About to stock up on some seeds to start for next year, probably 6 strains.  Anyone who has grown/ is growing these strains, whats your opinion, are these beans good or am i wasting my money? any other beans you suggest?

So far ive narrowed to down these strains from subcool and joeyweed.

Agent Orange
The Flav
Deep Purple
Vortex

Blueberry x C99
NL x C99
White Russian
Blue Apollo

and would you go with hempdepot, bidzbay, or cannaseur for shipping to Cali? thanks


----------



## umbra (Aug 14, 2009)

bidzbay will be cheaper. shipping all about the same. bidzbay doesn't carry joey weed. so hemp depot for them. other than that, tga is good as is joey. all depends on what you like as to which to pick.


----------



## SPEARCHUCKER (Aug 14, 2009)

They are all good.
Ive had some White Russian before. Very potent, very resilient plant. You dont have to baby it along like with Blueberry type strains Ive run across.
One I tried was from High-Grade. Little different smoke than the Serious Seeds original. I think it was better. In a harder hitting kind of way.

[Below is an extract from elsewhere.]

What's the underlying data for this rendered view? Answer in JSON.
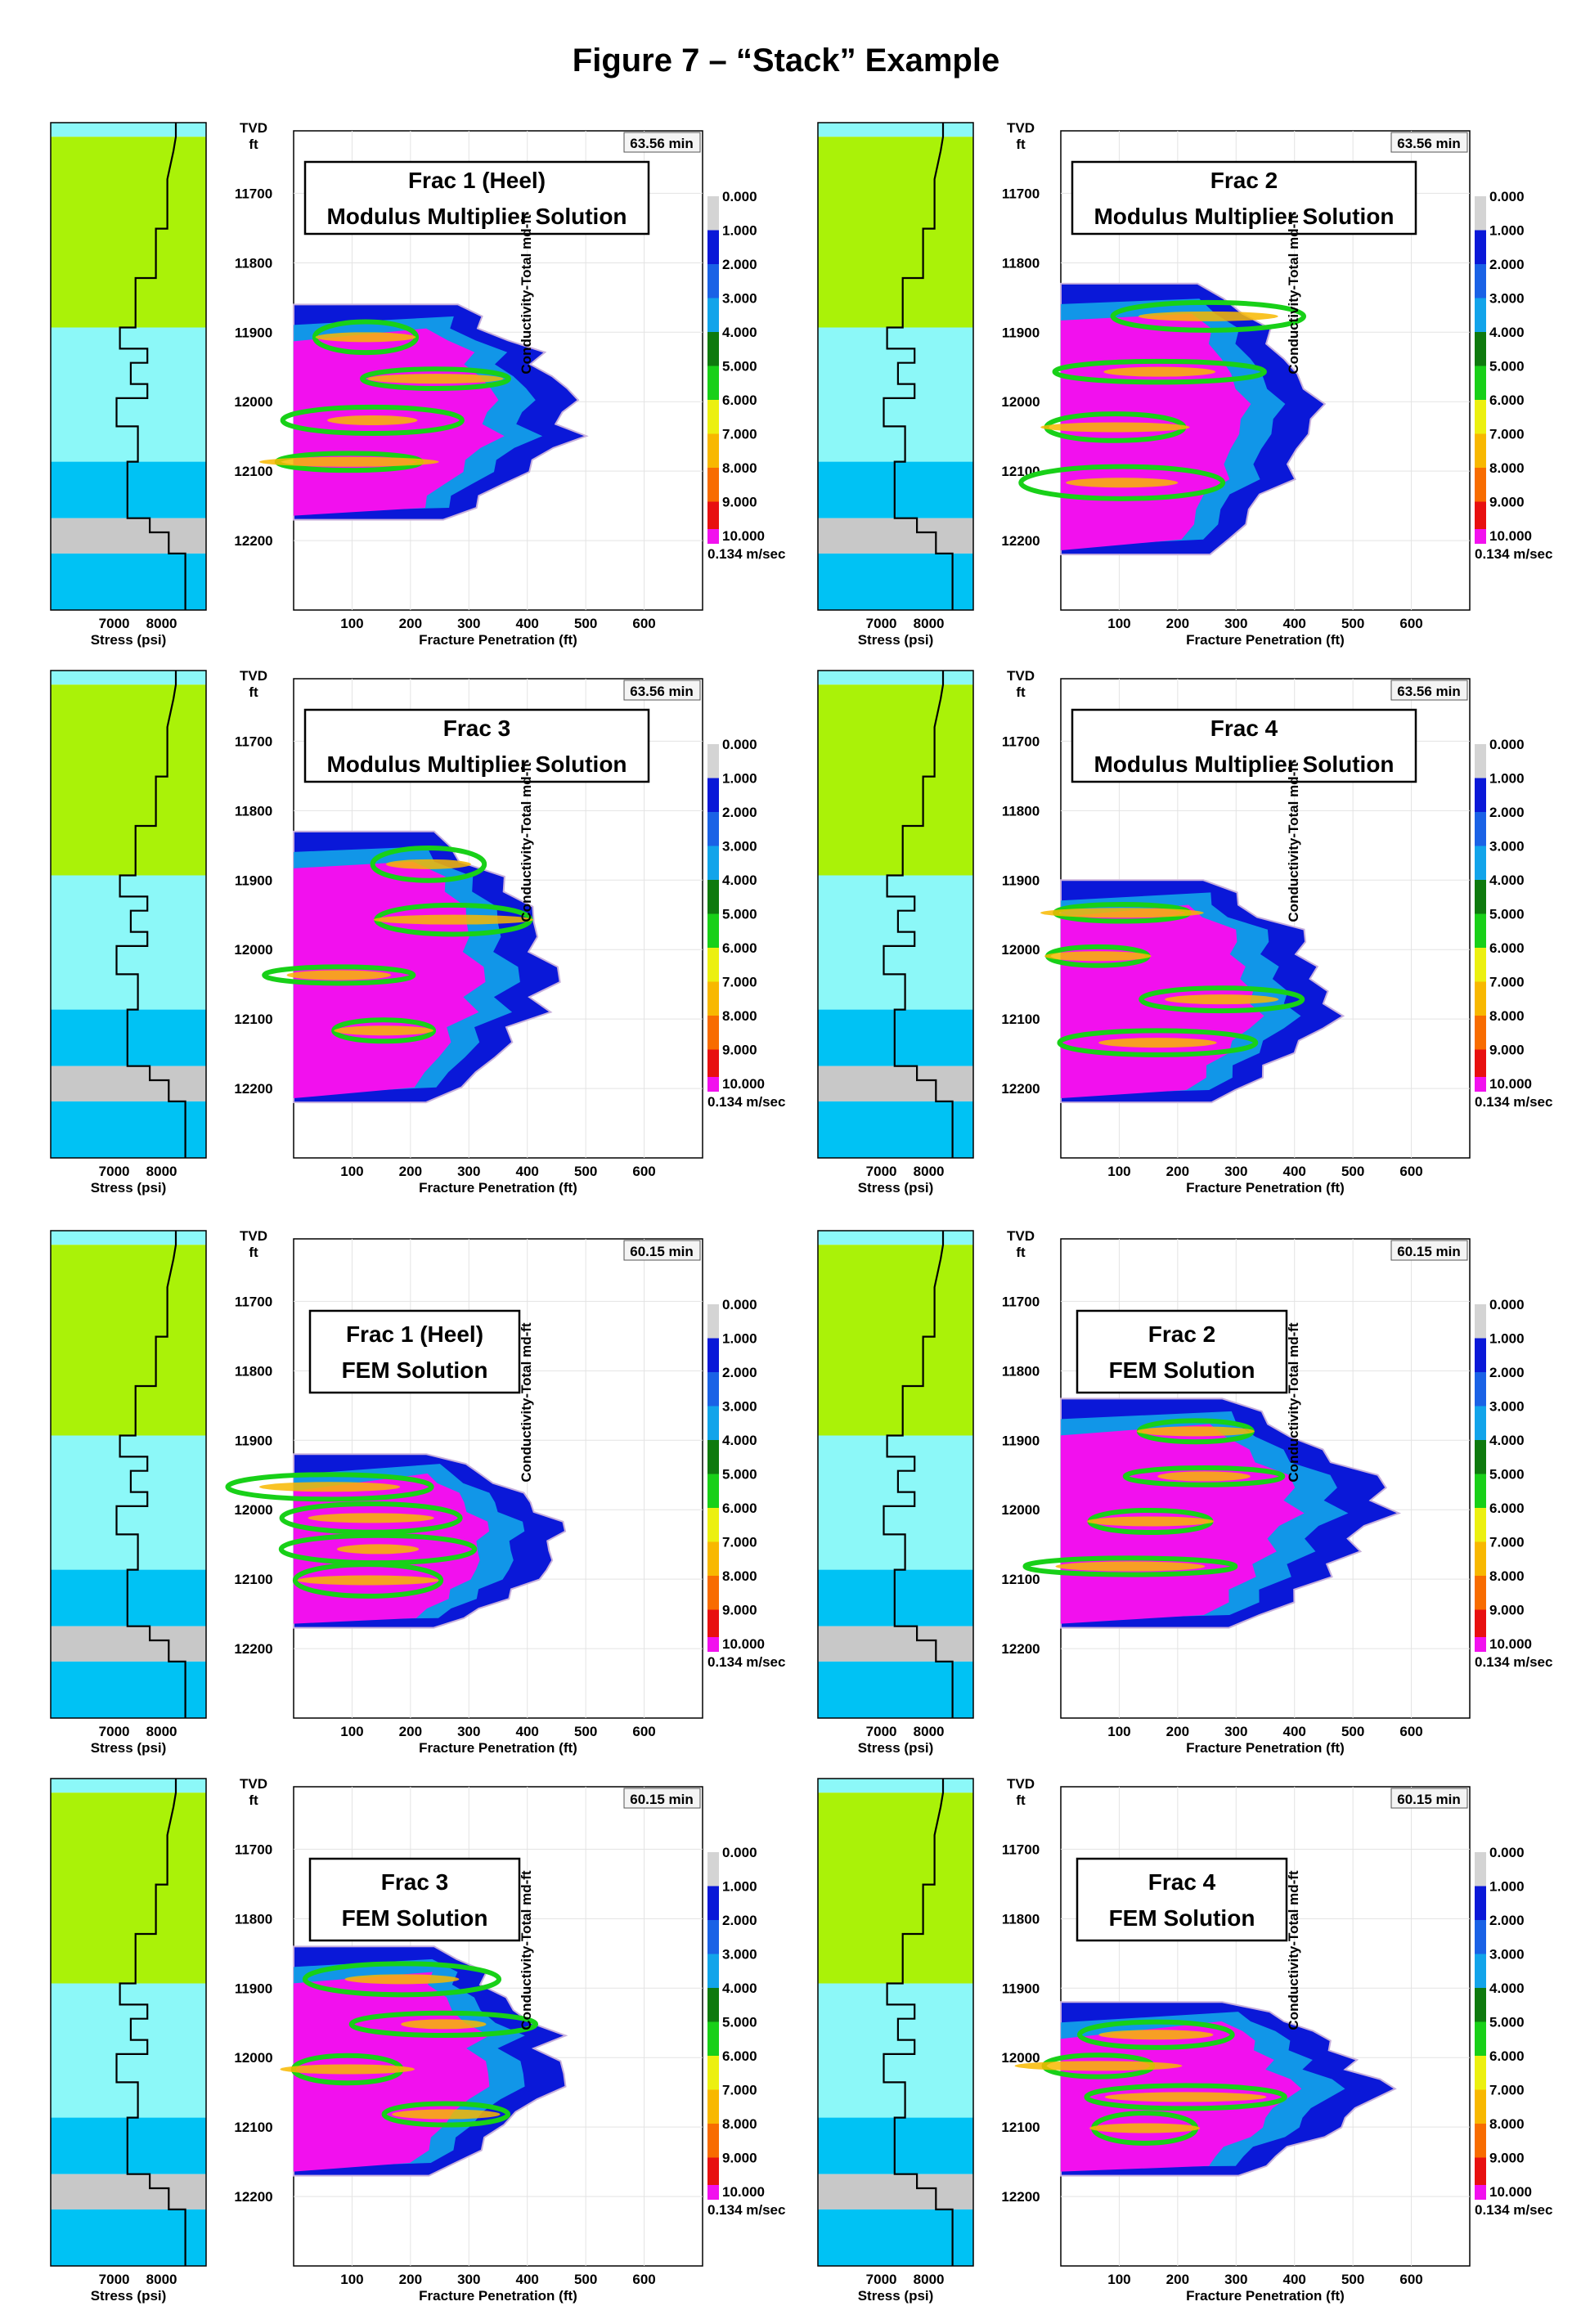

Never tried ordering from those companies either. But have heard great things around here about Hempdepot. Never heard of the other 2 really.


----------



## loolagigi (Aug 15, 2009)

fancy that. i was also going to post a topic on tga, and joey, and here is one. lets hear more about these co, and shipping to us.


----------



## Colorado Lady (Aug 18, 2009)

I bought from Hemp Depot last year.  Ordered some Joeyweed seeds.  Received seed, 100% germination, in a short time, excellent packaging and an e-mail when my purchase was sent.  They require an international money order, which I could not obtain, so sent $ and received 5 free seeds.  I am ordering from them again this year.


----------



## 420 Murder Ln Garberville (Aug 19, 2009)

greenfriend said:
			
		

> About to stock up on some seeds to start for next year, probably 6 strains.  Anyone who has grown/ is growing these strains, whats your opinion, are these beans good or am i wasting my money? any other beans you suggest?
> 
> So far ive narrowed to down these strains from subcool and joeyweed.
> 
> ...


I encourage you to put the White Russian in your rotation. Check my thread out if you'd like to check some pictures. It may not have as much flavor, coming from the White Family, but is def strong enough to be considered a "cut through" high.  I haven't tired from it even smoking it since early May til now. It also looks and smells more dank than most strains I've seen on the street and @ clubs. I know 5 people running this same cut and it is nothing but outstanding every time with massive yields from 2000 watt #3 smart pots with canna coco,canna nutrients, and even CO2


----------



## legalize_freedom (Oct 25, 2009)

Im with Colorado Lady!  I have used Hemp Depot, very fast, nice packaging, proffesional, and freindly.  I did a pack of Joey Weed AK47 x Cinderella 99 all 10 seeds germinate.


----------



## 3 fingerlid (Oct 25, 2009)

A couple of years ago I grew Joey Weed's NLXC99. Good potent smoke and a pretty decent yield. Next year I'll be growing it again.


----------



## legalize_freedom (Oct 26, 2009)

I'm also running a 75% NL#5 / 25% blueberry


----------